Restore the etcd snapshot.

Restoring an etcd snapshot on a hosted cluster

If you have a snapshot of etcd from your hosted cluster, you can restore it. Currently, you can restore an etcd snapshot only during cluster creation.

To restore an etcd snapshot, you modify the output from the create cluster --render command and define a restoreSnapshotURL value in the etcd section of the HostedCluster specification.

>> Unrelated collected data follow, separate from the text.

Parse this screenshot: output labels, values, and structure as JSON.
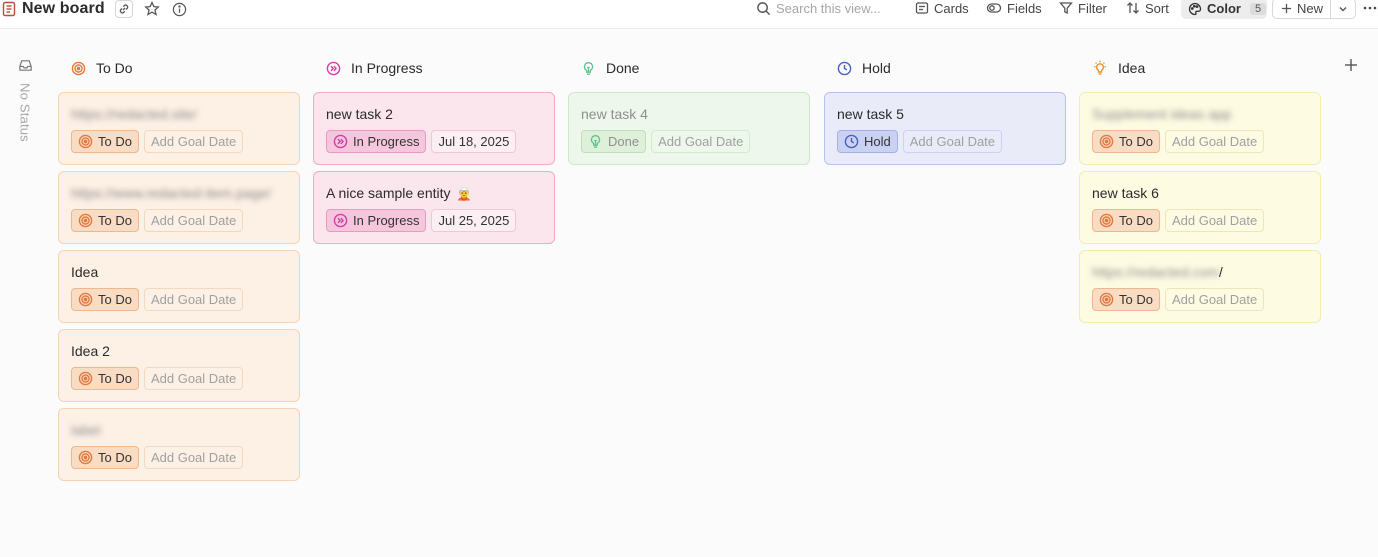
{
  "header": {
    "board_title": "New board",
    "search_placeholder": "Search this view...",
    "cards_label": "Cards",
    "fields_label": "Fields",
    "filter_label": "Filter",
    "sort_label": "Sort",
    "color_label": "Color",
    "color_count": "5",
    "new_label": "New"
  },
  "no_status_label": "No Status",
  "colors": {
    "todo": "#e07a3f",
    "in_progress": "#d03fa8",
    "done": "#5ec28a",
    "hold": "#4b5fb8",
    "idea": "#e8962a"
  },
  "columns": [
    {
      "key": "todo",
      "title": "To Do",
      "icon": "target-icon",
      "cards": [
        {
          "title": "https://redacted.site/",
          "blurred": true,
          "status": "To Do",
          "date": "Add Goal Date",
          "date_placeholder": true
        },
        {
          "title": "https://www.redacted-item.page/",
          "blurred": true,
          "status": "To Do",
          "date": "Add Goal Date",
          "date_placeholder": true
        },
        {
          "title": "Idea",
          "blurred": false,
          "status": "To Do",
          "date": "Add Goal Date",
          "date_placeholder": true
        },
        {
          "title": "Idea 2",
          "blurred": false,
          "status": "To Do",
          "date": "Add Goal Date",
          "date_placeholder": true
        },
        {
          "title": "label",
          "blurred": true,
          "status": "To Do",
          "date": "Add Goal Date",
          "date_placeholder": true
        }
      ]
    },
    {
      "key": "in_progress",
      "title": "In Progress",
      "icon": "fast-forward-circle-icon",
      "cards": [
        {
          "title": "new task 2",
          "blurred": false,
          "status": "In Progress",
          "date": "Jul 18, 2025",
          "date_placeholder": false
        },
        {
          "title": "A nice sample entity",
          "emoji": "🧝",
          "blurred": false,
          "status": "In Progress",
          "date": "Jul 25, 2025",
          "date_placeholder": false
        }
      ]
    },
    {
      "key": "done",
      "title": "Done",
      "icon": "lightbulb-outline-icon",
      "cards": [
        {
          "title": "new task 4",
          "blurred": false,
          "muted": true,
          "status": "Done",
          "date": "Add Goal Date",
          "date_placeholder": true
        }
      ]
    },
    {
      "key": "hold",
      "title": "Hold",
      "icon": "clock-icon",
      "cards": [
        {
          "title": "new task 5",
          "blurred": false,
          "status": "Hold",
          "date": "Add Goal Date",
          "date_placeholder": true
        }
      ]
    },
    {
      "key": "idea",
      "title": "Idea",
      "icon": "lightbulb-icon",
      "cards": [
        {
          "title": "Supplement ideas app",
          "blurred": true,
          "status": "To Do",
          "date": "Add Goal Date",
          "date_placeholder": true
        },
        {
          "title": "new task 6",
          "blurred": false,
          "status": "To Do",
          "date": "Add Goal Date",
          "date_placeholder": true
        },
        {
          "title": "https://redacted.com",
          "blurred": true,
          "suffix": "/",
          "status": "To Do",
          "date": "Add Goal Date",
          "date_placeholder": true
        }
      ]
    }
  ]
}
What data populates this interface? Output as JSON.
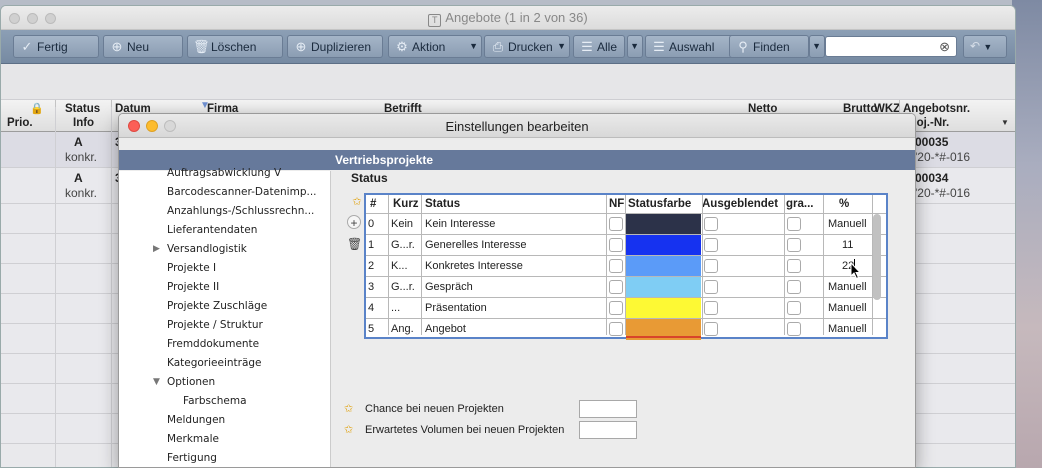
{
  "main_window": {
    "title": "Angebote (1 in 2 von 36)",
    "toolbar": {
      "fertig": "Fertig",
      "neu": "Neu",
      "loeschen": "Löschen",
      "duplizieren": "Duplizieren",
      "aktion": "Aktion",
      "drucken": "Drucken",
      "alle": "Alle",
      "auswahl": "Auswahl",
      "finden": "Finden",
      "search_value": ""
    },
    "columns": {
      "prio": "Prio.",
      "status": "Status",
      "info": "Info",
      "datum": "Datum",
      "firma": "Firma",
      "betrifft": "Betrifft",
      "netto": "Netto",
      "brutto": "Brutto",
      "wkz": "WKZ",
      "angebotsnr": "Angebotsnr.",
      "projnr": "...oj.-Nr."
    },
    "rows": [
      {
        "status": "A",
        "info": "konkr.",
        "datum_partial": "3",
        "angebotsnr": "00035",
        "projnr": "'20-*#-016"
      },
      {
        "status": "A",
        "info": "konkr.",
        "datum_partial": "3",
        "angebotsnr": "00034",
        "projnr": "'20-*#-016"
      }
    ]
  },
  "dialog": {
    "title": "Einstellungen bearbeiten",
    "section": "Vertriebsprojekte",
    "nav": [
      {
        "label": "Auftragsabwicklung V"
      },
      {
        "label": "Barcodescanner-Datenimp..."
      },
      {
        "label": "Anzahlungs-/Schlussrechn..."
      },
      {
        "label": "Lieferantendaten"
      },
      {
        "label": "Versandlogistik",
        "collapsed": true
      },
      {
        "label": "Projekte I"
      },
      {
        "label": "Projekte II"
      },
      {
        "label": "Projekte Zuschläge"
      },
      {
        "label": "Projekte / Struktur"
      },
      {
        "label": "Fremddokumente"
      },
      {
        "label": "Kategorieeinträge"
      },
      {
        "label": "Optionen",
        "expanded": true
      },
      {
        "label": "Farbschema",
        "child": true
      },
      {
        "label": "Meldungen"
      },
      {
        "label": "Merkmale"
      },
      {
        "label": "Fertigung"
      }
    ],
    "status_label": "Status",
    "table": {
      "headers": {
        "num": "#",
        "kurz": "Kurz",
        "status": "Status",
        "nf": "NF",
        "farbe": "Statusfarbe",
        "ausgeblendet": "Ausgeblendet",
        "gra": "gra...",
        "pct": "%"
      },
      "rows": [
        {
          "num": "0",
          "kurz": "Kein",
          "status": "Kein Interesse",
          "color": "#2c3249",
          "pct": "Manuell"
        },
        {
          "num": "1",
          "kurz": "G...r.",
          "status": "Generelles Interesse",
          "color": "#1632f0",
          "pct": "11"
        },
        {
          "num": "2",
          "kurz": "K...",
          "status": "Konkretes Interesse",
          "color": "#5b9bf8",
          "pct": "22"
        },
        {
          "num": "3",
          "kurz": "G...r.",
          "status": "Gespräch",
          "color": "#7fcdf4",
          "pct": "Manuell"
        },
        {
          "num": "4",
          "kurz": "...",
          "status": "Präsentation",
          "color": "#fdf934",
          "pct": "Manuell"
        },
        {
          "num": "5",
          "kurz": "Ang.",
          "status": "Angebot",
          "color": "#e89a35",
          "pct": "Manuell"
        }
      ]
    },
    "chance_label": "Chance bei neuen Projekten",
    "volumen_label": "Erwartetes Volumen bei neuen Projekten"
  }
}
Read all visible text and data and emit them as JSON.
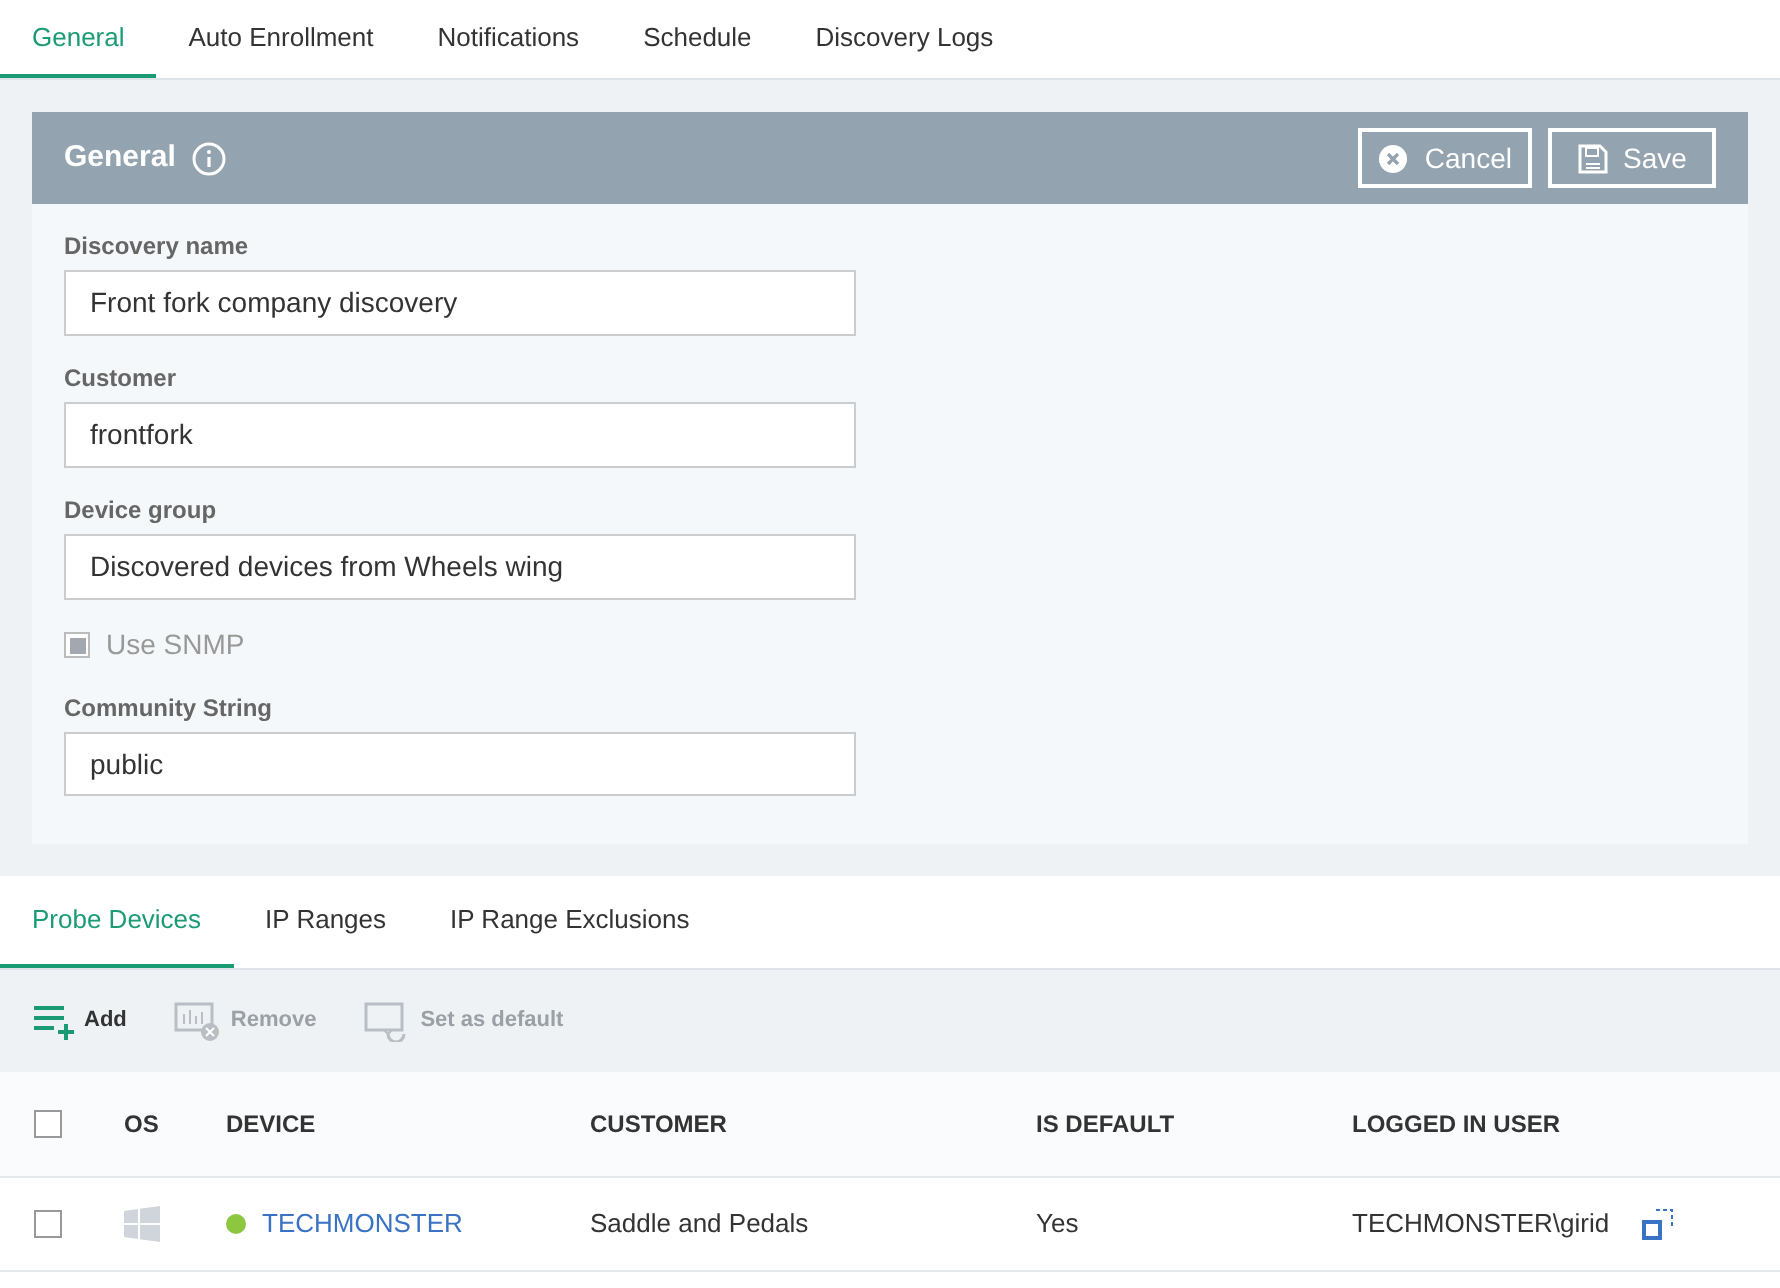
{
  "tabs": [
    {
      "label": "General",
      "selected": true
    },
    {
      "label": "Auto Enrollment",
      "selected": false
    },
    {
      "label": "Notifications",
      "selected": false
    },
    {
      "label": "Schedule",
      "selected": false
    },
    {
      "label": "Discovery Logs",
      "selected": false
    }
  ],
  "panel": {
    "title": "General",
    "buttons": [
      {
        "kind": "cancel",
        "label": "Cancel"
      },
      {
        "kind": "save",
        "label": "Save"
      }
    ]
  },
  "fields": [
    {
      "label": "Discovery name",
      "value": "Front fork company discovery"
    },
    {
      "label": "Customer",
      "value": "frontfork"
    },
    {
      "label": "Device group",
      "value": "Discovered devices from Wheels wing"
    }
  ],
  "snmp": {
    "label": "Use SNMP",
    "checked": true,
    "disabled": true
  },
  "community": {
    "label": "Community String",
    "value": "public"
  },
  "sub_tabs": [
    {
      "label": "Probe Devices",
      "selected": true
    },
    {
      "label": "IP Ranges",
      "selected": false
    },
    {
      "label": "IP Range Exclusions",
      "selected": false
    }
  ],
  "toolbar": [
    {
      "kind": "add",
      "label": "Add",
      "disabled": false
    },
    {
      "kind": "remove",
      "label": "Remove",
      "disabled": true
    },
    {
      "kind": "default",
      "label": "Set as default",
      "disabled": true
    }
  ],
  "table": {
    "select_all_checked": false,
    "columns": [
      "OS",
      "DEVICE",
      "CUSTOMER",
      "IS DEFAULT",
      "LOGGED IN USER"
    ],
    "rows": [
      {
        "checked": false,
        "color": "#8dc63f",
        "device": "TECHMONSTER",
        "customer": "Saddle and Pedals",
        "is_default": "Yes",
        "logged_in_user": "TECHMONSTER\\girid"
      }
    ]
  }
}
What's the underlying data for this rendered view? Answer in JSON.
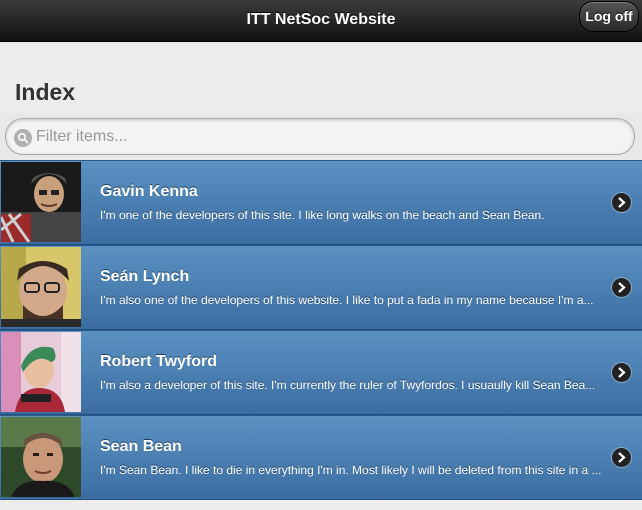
{
  "header": {
    "title": "ITT NetSoc Website",
    "logoff_label": "Log off"
  },
  "page": {
    "title": "Index"
  },
  "filter": {
    "placeholder": "Filter items...",
    "icon": "search-icon"
  },
  "members": [
    {
      "name": "Gavin Kenna",
      "description": "I'm one of the developers of this site. I like long walks on the beach and Sean Bean."
    },
    {
      "name": "Seán Lynch",
      "description": "I'm also one of the developers of this website. I like to put a fada in my name because I'm a..."
    },
    {
      "name": "Robert Twyford",
      "description": "I'm also a developer of this site. I'm currently the ruler of Twyfordos. I usuaully kill Sean Bea..."
    },
    {
      "name": "Sean Bean",
      "description": "I'm Sean Bean. I like to die in everything I'm in. Most likely I will be deleted from this site in a ..."
    }
  ],
  "colors": {
    "header_dark": "#111111",
    "list_item_top": "#5b92c2",
    "list_item_bottom": "#3b6da2",
    "background": "#e5e5e5"
  }
}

The --render flag in the hcp create command does not render the secrets. To render the secrets, you must use both the --render and the --render-sensitive flags in the hcp create command.

Prerequisites

You took an etcd snapshot on a hosted cluster.

Procedure
  1. On the aws command-line interface (CLI), create a pre-signed URL so that you can download your etcd snapshot from S3 without passing credentials to the etcd deployment:

    ETCD_SNAPSHOT=${ETCD_SNAPSHOT:-"s3://${BUCKET_NAME}/${CLUSTER_NAME}-snapshot.db"}
    ETCD_SNAPSHOT_URL=$(aws s3 presign ${ETCD_SNAPSHOT})
  2. Modify the HostedCluster specification to refer to the URL:

    spec:
      etcd:
        managed:
          storage:
            persistentVolume:
              size: 4Gi
            type: PersistentVolume
            restoreSnapshotURL:
            - "${ETCD_SNAPSHOT_URL}"
        managementType: Managed
  3. Ensure that the secret that you referenced from the spec.secretEncryption.aescbc value contains the same AES key that you saved in the previous steps.